Se apretaron el uno contra el otro. Habían decidido casarse durante aquella semana navideña, sin ceremonia alguna, contando únicamente con el juez y dos testigos. Michael había insistido en que debía hablar de ello a su padre. Le había explicado que su padre no se opondría, siempre que la boda no se hiciera en secreto, pero Kay tenía sus dudas. Ella no pensaba decírselo a sus padres hasta después de la ceremonia.

– Naturalmente, supondrán que estoy embarazada.

– Es lo que creerán también mis padres -añadió Michael, sonriendo.

Lo que ninguno de los dos mencionó fue el hecho de que Michael tendría que cortar los estrechos lazos que le unían a su familia. Ambos sabían que dichos lazos habían comenzado ya a aflojarse, y se sentían algo culpables por ello. Habían planeado que terminarían sus estudios y se verían únicamente durante los fines de semana y las vacaciones de verano. Serían muy felices.

Después de cenar, fueron al teatro. La obra se titulaba Carrousel y era la historia sentimental de un ladrón gallardo y galante. El argumento los mantuvo con la sonrisa en los labios durante toda la representación. Cuando salieron del teatro hacía frío.

– Cuando estemos casados ¿me pegarás y me regalarás luego una estrella para que te perdone? -preguntó Kay, mimosa.

– Voy a ser profesor de matemáticas -contestó Mike, riendo-. ¿Quieres comer algo antes de volver al hotel?

Kay hizo un gesto negativo, a la vez que le dirigía una mirada cargada de intención. Michael se sentía admirado por el hecho de que la muchacha estuviera siempre dispuesta a hacer el amor. Se pararon un momento y en la fría calle se besaron apasionadamente. Michael, sin embargo, tenía hambre, por lo que decidió encargar que le subieran un par de bocadillos a la habitación. En el vestíbulo del hotel, Michael dijo a Kay:

– Compra algunos periódicos, mientras voy a buscar la llave.

Tuvo que esperar un rato en recepción, pues aunque la guerra ya había terminado, el hotel andaba todavía escaso de servicio. Cuando tuvo la llave en sus manos, Kay estaba aún en el puesto de periódicos. Tenía la vista fija en una de sus páginas. Michael se acercó a ella. Kay le miró con los ojos llenos de lágrimas.

– ¡Oh, Mike! -exclamó, sollozando. El joven tomó el periódico. Lo primero que vio fue una fotografía de su padre caído en la calle, rodeado de un charco de sangre. Cerca de él se veía a un hombre llorando. Era su hermano Freddie. Michael Corleone sintió que un frío glacial se apoderaba de todo su cuerpo. No sentía aflicción ni temor, sólo una rabia fría.

– Sube a la habitación -ordenó a Kay. Pero tuvo que tomarla del brazo y acompañarla. Caminaban en silencio.

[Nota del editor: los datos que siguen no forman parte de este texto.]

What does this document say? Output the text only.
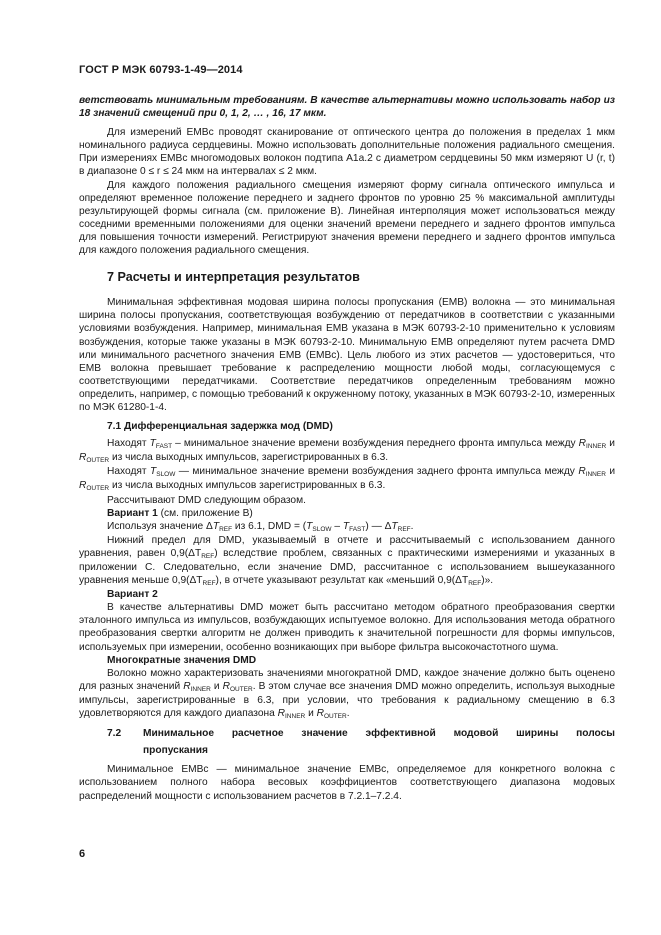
ГОСТ Р МЭК 60793-1-49—2014

ветствовать минимальным требованиям. В качестве альтернативы можно использовать набор из 18 значений смещений при 0, 1, 2, … , 16, 17 мкм.

Для измерений EMBc проводят сканирование от оптического центра до положения в пределах 1 мкм номинального радиуса сердцевины. Можно использовать дополнительные положения радиального смещения. При измерениях EMBc многомодовых волокон подтипа А1а.2 с диаметром сердцевины 50 мкм измеряют U (r, t) в диапазоне 0 ≤ r ≤ 24 мкм на интервалах ≤ 2 мкм.

Для каждого положения радиального смещения измеряют форму сигнала оптического импульса и определяют временное положение переднего и заднего фронтов по уровню 25 % максимальной амплитуды результирующей формы сигнала (см. приложение В). Линейная интерполяция может использоваться между соседними временными положениями для оценки значений времени переднего и заднего фронтов импульса для повышения точности измерений. Регистрируют значения времени переднего и заднего фронтов импульса для каждого положения радиального смещения.

7 Расчеты и интерпретация результатов

Минимальная эффективная модовая ширина полосы пропускания (EMB) волокна — это минимальная ширина полосы пропускания, соответствующая возбуждению от передатчиков в соответствии с указанными условиями возбуждения. Например, минимальная EMB указана в МЭК 60793-2-10 применительно к условиям возбуждения, которые также указаны в МЭК 60793-2-10. Минимальную EMB определяют путем расчета DMD или минимального расчетного значения EMB (EMBc). Цель любого из этих расчетов — удостовериться, что EMB волокна превышает требование к распределению мощности любой моды, согласующемуся с соответствующими передатчиками. Соответствие передатчиков определенным требованиям можно определить, например, с помощью требований к окруженному потоку, указанных в МЭК 60793-2-10, измеренных по МЭК 61280-1-4.

7.1 Дифференциальная задержка мод (DMD)

Находят $T_{FAST}$ – минимальное значение времени возбуждения переднего фронта импульса между $R_{INNER}$ и $R_{OUTER}$ из числа выходных импульсов, зарегистрированных в 6.3.

Находят $T_{SLOW}$ — минимальное значение времени возбуждения заднего фронта импульса между $R_{INNER}$ и $R_{OUTER}$ из числа выходных импульсов зарегистрированных в 6.3.

Рассчитывают DMD следующим образом.

Вариант 1 (см. приложение В)

Используя значение $\Delta T_{REF}$ из 6.1, DMD = $(T_{SLOW} - T_{FAST})$ — $\Delta T_{REF}$.

Нижний предел для DMD, указываемый в отчете и рассчитываемый с использованием данного уравнения, равен $0,9(\Delta T_{REF})$ вследствие проблем, связанных с практическими измерениями и указанных в приложении С. Следовательно, если значение DMD, рассчитанное с использованием вышеуказанного уравнения меньше $0,9(\Delta T_{REF})$, в отчете указывают результат как «меньший $0,9(\Delta T_{REF})$».

Вариант 2

В качестве альтернативы DMD может быть рассчитано методом обратного преобразования свертки эталонного импульса из импульсов, возбуждающих испытуемое волокно. Для использования метода обратного преобразования свертки алгоритм не должен приводить к значительной погрешности для формы импульсов, используемых при измерении, особенно возникающих при выборе фильтра высокочастотного шума.

Многократные значения DMD

Волокно можно характеризовать значениями многократной DMD, каждое значение должно быть оценено для разных значений $R_{INNER}$ и $R_{OUTER}$. В этом случае все значения DMD можно определить, используя выходные импульсы, зарегистрированные в 6.3, при условии, что требования к радиальному смещению в 6.3 удовлетворяются для каждого диапазона $R_{INNER}$ и $R_{OUTER}$.

7.2	Минимальное расчетное значение эффективной модовой ширины полосы
пропускания

Минимальное EMBc — минимальное значение EMBc, определяемое для конкретного волокна с использованием полного набора весовых коэффициентов соответствующего диапазона модовых распределений мощности с использованием расчетов в 7.2.1–7.2.4.

6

Una vez en la habitación, Michael se sentó en la cama y abrió el periódico. Los titulares rezaban: «Disparos contra Vito Corleone. Uno de los reyes del crimen ha sido gravemente herido. Se le ha operado bajo fuerte escolta policíaca. Se teme un sangriento ajuste de cuentas entre bandas rivales».

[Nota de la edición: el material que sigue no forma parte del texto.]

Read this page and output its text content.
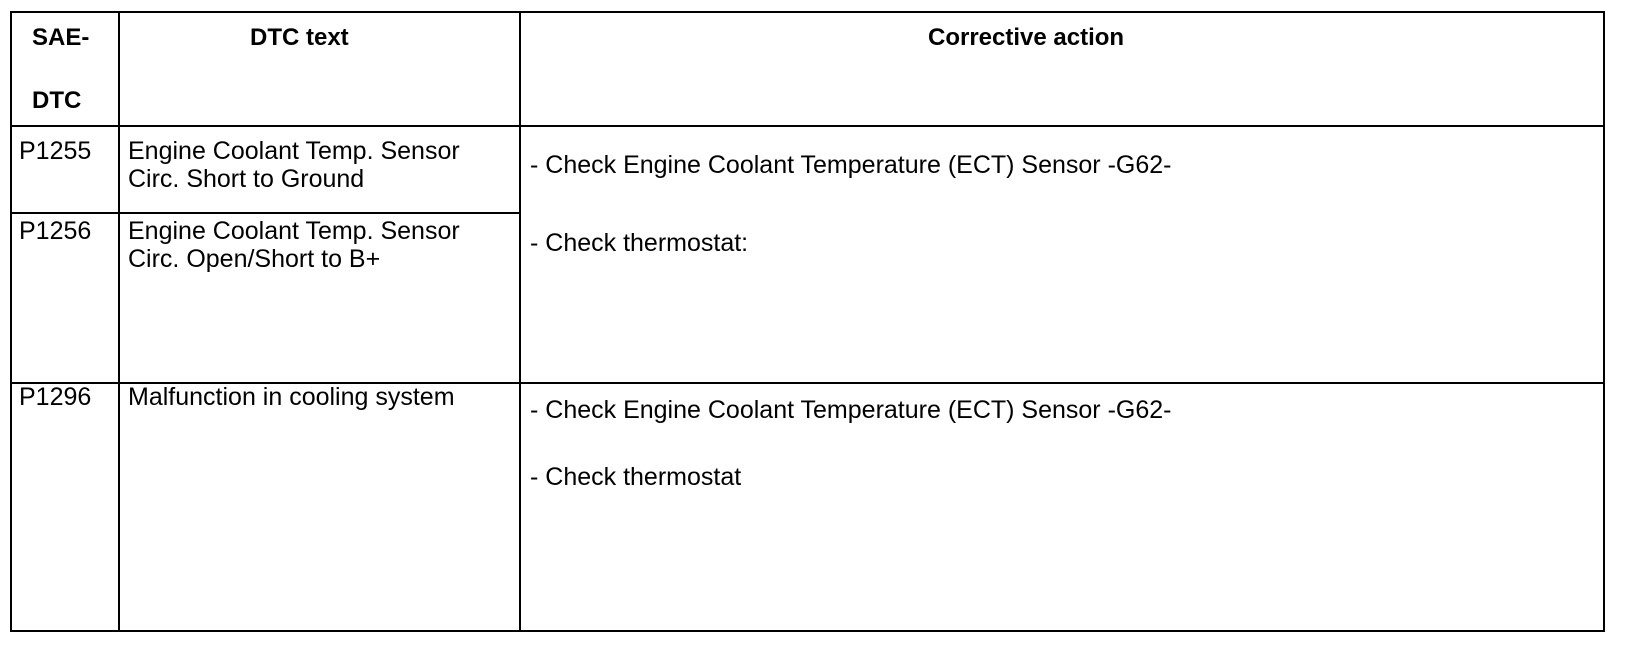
SAE-
DTC
DTC text	Corrective action
P1255 Engine Coolant Temp. Sensor
Circ. Short to Ground
P1256 Engine Coolant Temp. Sensor
Circ. Open/Short to B+
- Check Engine Coolant Temperature (ECT) Sensor -G62-
- Check thermostat:
P1296 Malfunction in cooling system	- Check Engine Coolant Temperature (ECT) Sensor -G62-
- Check thermostat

Michael sintió que las piernas se negaban a sostenerle.

– No ha muerto. Esos cerdos no han podido con él -dijo a Kay.

Volvió a leer el periódico. El atentado había ocurrido a las cinco de la tarde. Eso significaba que mientras él había estado haciendo el amor, cenando y disfrutando de un divertido espectáculo, su padre había estado debatiéndose entre la vida y la muerte. Michael se sintió profundamente culpable.